Ken carried out his PhD with Phil Grime at Sheffield University in the 1970s and returned to Sheffield in 1990, eventually becoming senior lecturer in ecology, before recently retiring and moving from Sheffield to Devon. Ken has broad interests in plant ecology and has published over 160 papers in peer-reviewed journals. He has been a member of the BES for longer than he can remember, was for many years an associate editor of Journal of Ecology, and has been a senior editor of Functional Ecology since 2004. He has edited the plain-language summaries of Functional Ecology papers since they were introduced in 2011.

He still lectures extensively, to both amateur and professional audiences, and gave the concluding plenary at the New Zealand Ecological Society Annual Meeting in Palmerston North in 2014, and the opening plenary at Botany 2015, Edmonton, Canada in 2015. He is an author of two academic books on the ecology of seeds and has written seven books on gardening and popular science.

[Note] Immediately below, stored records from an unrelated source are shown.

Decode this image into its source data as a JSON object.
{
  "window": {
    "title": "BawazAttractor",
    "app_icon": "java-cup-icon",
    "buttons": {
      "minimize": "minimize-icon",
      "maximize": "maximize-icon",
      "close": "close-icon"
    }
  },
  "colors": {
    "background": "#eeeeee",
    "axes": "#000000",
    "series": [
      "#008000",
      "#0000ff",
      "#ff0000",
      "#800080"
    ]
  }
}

A book containing his collected gardening columns from the Daily Telegraph was published by Icon Books in 2015 and his latest book, on Charles Darwin’s botany, will be published by Profile Books at the end of 2018.

For many years it was Ken’s proud boast that he had never received a prize of any sort, but in 2016 the Royal Horticultural Society ruined everything by awarding him their Veitch Memorial Medal for his contribution to the advancement and improvement of the science and practice of horticulture.

Amy Austin

Associate Professor of Ecology at the University of Buenos Aires / Principal Research Scientist at CONICET

Amy’s broad scale research interests are in the area of terrestrial ecosystem ecology, particularly related to abiotic and biotic controls on ecosystem processes. Amy’s field sites cover a range of natural and human modified ecosystems in Patagonia, Argentina where she is researching controls on litter decomposition, biogeochemical cycles, natural abundance of stable isotopes, and the potential impacts of global change in a range of grassland and forest ecosystems.

Amy is a Senior Editor on the Journal of Ecology and was recently named the Latin America winner of the renowned international L’Oréal-UNESCO For Women in Science Award for 2018. The annual award recognises five outstanding women scientists from Latin America, North America, Africa and Arab States, Europe and Asia Pacific for their remarkable contribution to the advancement of research. Amy was awarded the prize “for her remarkable contributions to understanding terrestrial ecosystem ecology in natural and human-modified landscapes”.